In 2011, after Kenyan President Uhuru Kenyatta and William Ruto, his deputy were put on trial, the African Union, in a direct swipe at the ICC, declared immunity for sitting heads of state. Nairobi accused the ICC of being neocolonial and targeting Africans. Charges against Kenyatta and Ruto have since dissipated due to witness recanting or disappearance.

This was the background in which the Arusha ICC Seminar occurred. Here are a few random musings from my attendance:

Most Counsel, including the African lawyers, expressed strong support for the ICC and a universal, independent legal institution to prosecute individual crimes of responsibility committed in leadership capacity.
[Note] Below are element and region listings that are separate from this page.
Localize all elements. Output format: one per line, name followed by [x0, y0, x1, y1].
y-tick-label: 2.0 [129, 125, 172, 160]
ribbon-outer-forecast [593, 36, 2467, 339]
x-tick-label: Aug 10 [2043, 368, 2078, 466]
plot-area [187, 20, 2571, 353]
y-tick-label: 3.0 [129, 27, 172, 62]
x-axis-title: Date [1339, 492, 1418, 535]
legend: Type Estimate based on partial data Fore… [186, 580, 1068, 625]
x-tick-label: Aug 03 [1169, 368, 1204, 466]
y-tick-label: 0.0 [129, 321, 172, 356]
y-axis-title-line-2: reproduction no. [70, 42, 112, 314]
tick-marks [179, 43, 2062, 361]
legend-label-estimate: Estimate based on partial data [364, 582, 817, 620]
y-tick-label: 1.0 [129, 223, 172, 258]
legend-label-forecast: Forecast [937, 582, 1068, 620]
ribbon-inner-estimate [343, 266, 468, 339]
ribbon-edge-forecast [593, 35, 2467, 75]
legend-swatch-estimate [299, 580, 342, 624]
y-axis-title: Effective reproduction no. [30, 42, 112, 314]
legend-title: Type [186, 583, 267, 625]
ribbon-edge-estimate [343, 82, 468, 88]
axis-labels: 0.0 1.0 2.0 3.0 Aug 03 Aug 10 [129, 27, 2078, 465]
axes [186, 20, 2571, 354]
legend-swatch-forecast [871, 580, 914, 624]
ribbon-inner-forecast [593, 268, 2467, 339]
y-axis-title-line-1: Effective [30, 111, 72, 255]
A small minority, that one suspected might be politically connected to governing regimes in their home countries, led the criticism.

There was discussion of the Malabo Protocol that contains an extensive and ambitious list of crimes. It establishes the African Court of Justice and Human Rights and to extend the jurisdiction of the court to try 14 different crimes: the four crimes contemplated under the jurisdiction of the ICC and also crimes such as corruption, trafficking in drugs or persons, terrorism, mercenarism, and unconstitutional change of government. Thus far, there are only five ratifications of the Protocol.

The ICC statute is predicated on a core principle of Complementarity, recognizing that individual states have primary responsibility for prosecuting mass crimes of violence, including the crimes under the jurisdiction of the ICC. It is only if a state is unable or unwilling to investigate or prosecute, that the ICC will accept jurisdiction and prosecute. Accordingly, the Malabo Protocol need not necessarily be viewed as undermining the ICC, so much as consistent with the principle of Complimentarity.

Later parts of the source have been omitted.